Я люблю оказаться первым, кто с утра берется варить кофе. Распахиваю дверцу шкафчика в комнате отдыха, вскрываю жестяную баночку и глубоко вдыхаю, наполняя легкие запахом. Вдохнуть этот запах лучше, чем напиться кофе.
Бывают дни, когда мне все в тягость: есть, разговаривать, выйти утром из номера. Все трудно дается. Я существую большей частью в собственной голове. Такое приходит и уходит, и я очень стараюсь этого не показывать, потому что, если честно, не в том дело, как ты себя чувствуешь. Дело в том, чем ты занимаешься. Как себя ведешь. Пока интеллект не отказал, ты можешь рассудком просчитывать свое поведение. И заставлять себя день за днем.
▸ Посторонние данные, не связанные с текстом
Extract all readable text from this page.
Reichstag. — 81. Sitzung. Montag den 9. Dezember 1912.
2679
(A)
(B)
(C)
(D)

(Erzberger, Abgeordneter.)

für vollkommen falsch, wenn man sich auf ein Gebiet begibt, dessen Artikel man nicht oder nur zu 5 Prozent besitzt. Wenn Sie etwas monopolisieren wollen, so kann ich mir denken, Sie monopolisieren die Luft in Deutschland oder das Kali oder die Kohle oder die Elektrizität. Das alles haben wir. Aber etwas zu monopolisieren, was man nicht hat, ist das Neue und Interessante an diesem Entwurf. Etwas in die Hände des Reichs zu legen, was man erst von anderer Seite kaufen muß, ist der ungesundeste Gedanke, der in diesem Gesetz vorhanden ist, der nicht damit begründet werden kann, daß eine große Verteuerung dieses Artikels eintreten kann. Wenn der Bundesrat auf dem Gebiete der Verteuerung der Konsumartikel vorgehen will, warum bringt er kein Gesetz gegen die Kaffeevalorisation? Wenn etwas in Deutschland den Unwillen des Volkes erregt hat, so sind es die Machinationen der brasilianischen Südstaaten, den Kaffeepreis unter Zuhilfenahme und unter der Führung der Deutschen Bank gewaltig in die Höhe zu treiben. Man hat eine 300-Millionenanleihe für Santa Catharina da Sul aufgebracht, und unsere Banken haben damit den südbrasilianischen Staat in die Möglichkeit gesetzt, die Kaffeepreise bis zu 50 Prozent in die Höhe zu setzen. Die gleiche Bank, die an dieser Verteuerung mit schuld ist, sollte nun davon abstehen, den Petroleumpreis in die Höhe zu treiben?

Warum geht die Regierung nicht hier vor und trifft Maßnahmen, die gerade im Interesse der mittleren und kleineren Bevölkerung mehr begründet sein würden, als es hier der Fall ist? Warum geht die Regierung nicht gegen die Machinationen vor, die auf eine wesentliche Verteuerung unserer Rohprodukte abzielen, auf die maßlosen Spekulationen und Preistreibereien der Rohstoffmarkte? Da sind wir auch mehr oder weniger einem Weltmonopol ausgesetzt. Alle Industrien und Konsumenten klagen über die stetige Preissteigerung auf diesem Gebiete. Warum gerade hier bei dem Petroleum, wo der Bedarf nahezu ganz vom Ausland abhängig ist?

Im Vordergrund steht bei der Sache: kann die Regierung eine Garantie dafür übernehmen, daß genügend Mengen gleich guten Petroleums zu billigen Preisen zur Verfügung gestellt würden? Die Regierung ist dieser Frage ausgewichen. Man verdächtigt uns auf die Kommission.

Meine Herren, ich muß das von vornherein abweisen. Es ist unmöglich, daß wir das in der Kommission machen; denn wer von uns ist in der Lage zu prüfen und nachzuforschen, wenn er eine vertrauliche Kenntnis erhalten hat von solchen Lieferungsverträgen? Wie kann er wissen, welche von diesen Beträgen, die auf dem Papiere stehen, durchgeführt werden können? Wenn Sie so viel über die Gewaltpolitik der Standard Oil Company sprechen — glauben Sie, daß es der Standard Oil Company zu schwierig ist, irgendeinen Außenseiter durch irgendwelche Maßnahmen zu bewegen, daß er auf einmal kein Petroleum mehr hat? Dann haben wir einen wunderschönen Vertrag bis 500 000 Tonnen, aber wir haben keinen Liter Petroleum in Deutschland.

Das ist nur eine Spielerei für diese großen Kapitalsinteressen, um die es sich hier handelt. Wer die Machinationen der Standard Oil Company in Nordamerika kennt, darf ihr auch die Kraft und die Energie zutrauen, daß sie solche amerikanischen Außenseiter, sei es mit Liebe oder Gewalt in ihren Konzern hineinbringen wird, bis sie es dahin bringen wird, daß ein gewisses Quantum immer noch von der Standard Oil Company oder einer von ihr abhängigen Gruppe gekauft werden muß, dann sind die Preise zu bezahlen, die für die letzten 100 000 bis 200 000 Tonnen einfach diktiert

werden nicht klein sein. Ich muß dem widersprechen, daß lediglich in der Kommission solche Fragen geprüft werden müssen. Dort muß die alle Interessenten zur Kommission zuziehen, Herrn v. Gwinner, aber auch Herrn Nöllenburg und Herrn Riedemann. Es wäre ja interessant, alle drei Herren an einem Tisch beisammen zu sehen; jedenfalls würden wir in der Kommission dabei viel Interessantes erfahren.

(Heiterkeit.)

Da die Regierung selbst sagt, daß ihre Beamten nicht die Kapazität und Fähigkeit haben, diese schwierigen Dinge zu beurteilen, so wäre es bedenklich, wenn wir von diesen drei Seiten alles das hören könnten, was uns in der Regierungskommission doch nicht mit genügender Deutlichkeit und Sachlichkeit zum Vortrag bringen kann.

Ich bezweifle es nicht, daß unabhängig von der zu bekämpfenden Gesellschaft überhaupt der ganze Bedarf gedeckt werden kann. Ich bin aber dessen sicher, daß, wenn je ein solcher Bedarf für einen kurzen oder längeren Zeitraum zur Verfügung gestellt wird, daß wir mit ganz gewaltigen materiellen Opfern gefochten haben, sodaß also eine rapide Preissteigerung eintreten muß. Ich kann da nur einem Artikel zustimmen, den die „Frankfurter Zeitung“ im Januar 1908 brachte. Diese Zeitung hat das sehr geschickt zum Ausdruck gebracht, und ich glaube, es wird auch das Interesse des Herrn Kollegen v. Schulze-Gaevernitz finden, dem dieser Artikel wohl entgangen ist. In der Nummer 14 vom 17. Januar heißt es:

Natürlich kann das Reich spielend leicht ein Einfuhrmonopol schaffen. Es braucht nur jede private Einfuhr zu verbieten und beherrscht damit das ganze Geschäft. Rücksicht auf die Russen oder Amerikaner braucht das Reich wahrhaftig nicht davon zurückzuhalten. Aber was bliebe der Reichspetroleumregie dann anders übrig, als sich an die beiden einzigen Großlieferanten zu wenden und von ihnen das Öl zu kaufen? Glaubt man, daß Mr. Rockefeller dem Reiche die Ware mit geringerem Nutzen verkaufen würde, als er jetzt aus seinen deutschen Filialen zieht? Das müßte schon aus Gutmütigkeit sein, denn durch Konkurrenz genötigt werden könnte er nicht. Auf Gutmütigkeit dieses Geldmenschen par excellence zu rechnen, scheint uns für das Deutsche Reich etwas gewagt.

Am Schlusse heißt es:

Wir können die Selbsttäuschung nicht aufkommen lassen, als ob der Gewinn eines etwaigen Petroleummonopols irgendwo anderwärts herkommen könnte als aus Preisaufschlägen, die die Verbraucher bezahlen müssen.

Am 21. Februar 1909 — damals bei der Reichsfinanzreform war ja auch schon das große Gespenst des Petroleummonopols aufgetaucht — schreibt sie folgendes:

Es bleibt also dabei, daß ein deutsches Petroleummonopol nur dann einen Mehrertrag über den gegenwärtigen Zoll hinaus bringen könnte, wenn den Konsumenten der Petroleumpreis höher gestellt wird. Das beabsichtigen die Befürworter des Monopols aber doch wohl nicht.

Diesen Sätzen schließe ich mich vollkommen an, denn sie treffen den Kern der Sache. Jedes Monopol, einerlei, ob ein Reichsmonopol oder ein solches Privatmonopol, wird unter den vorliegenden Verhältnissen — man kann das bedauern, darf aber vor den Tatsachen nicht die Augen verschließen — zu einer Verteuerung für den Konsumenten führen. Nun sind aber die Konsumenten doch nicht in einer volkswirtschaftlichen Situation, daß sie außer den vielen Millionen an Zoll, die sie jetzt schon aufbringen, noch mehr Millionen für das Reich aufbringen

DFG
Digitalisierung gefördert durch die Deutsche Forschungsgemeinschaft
А я хочу остаться на этой работе и потому заставляю себя что-то делать. Я хочу двигаться дальше. Хочу снова давать результат. Хочу, чтобы Мэри мной гордилась.
Работа научной лаборатории – не то, что нормальная работа. У нее необычный ритм, странное расписание – творческим людям многое прощается.
Двое китайцев – заводилы по части баскетбола в обеденный перерыв. В первую же неделю они втянули меня в игру.
– Ты, похоже, можешь играть, – так они сказали.
Один высокий, другой низкий. Высокий вырос в Огайо и говорит без акцента. Его прозвали Забивалой. Второй понятия не имеет о правилах игры и потому оказался лучшим в защите. От его фолов остаются синяки, и возникает метаигра – игра в игре: проверка, сколько издевательств я могу стерпеть. По-настоящему я только затем и играю. Пробиваюсь к кольцу и получаю рубящий удар. Снова пробиваюсь. Кожа лупит по коже. На ней остаются отпечатки ладони.
В одном игроке – норвежце Остлунде – шесть футов восемь дюймов. Я поражаюсь его росту. Он не умеет ни бегать, ни прыгать, ни вообще двигаться, зато своей тушей забивает проход, огромной лапой сшибает любой прыжок в зоне действия этого асфальтового катка. Мы играем четверо на четверо или пять на пять, смотря сколько человек оказались свободны в обед. В тридцать один год я на несколько лет моложе любого из них и на несколько дюймов выше – не считая Остлунда, который на голову выше всех. С каким только акцентом не перекликаются на поле…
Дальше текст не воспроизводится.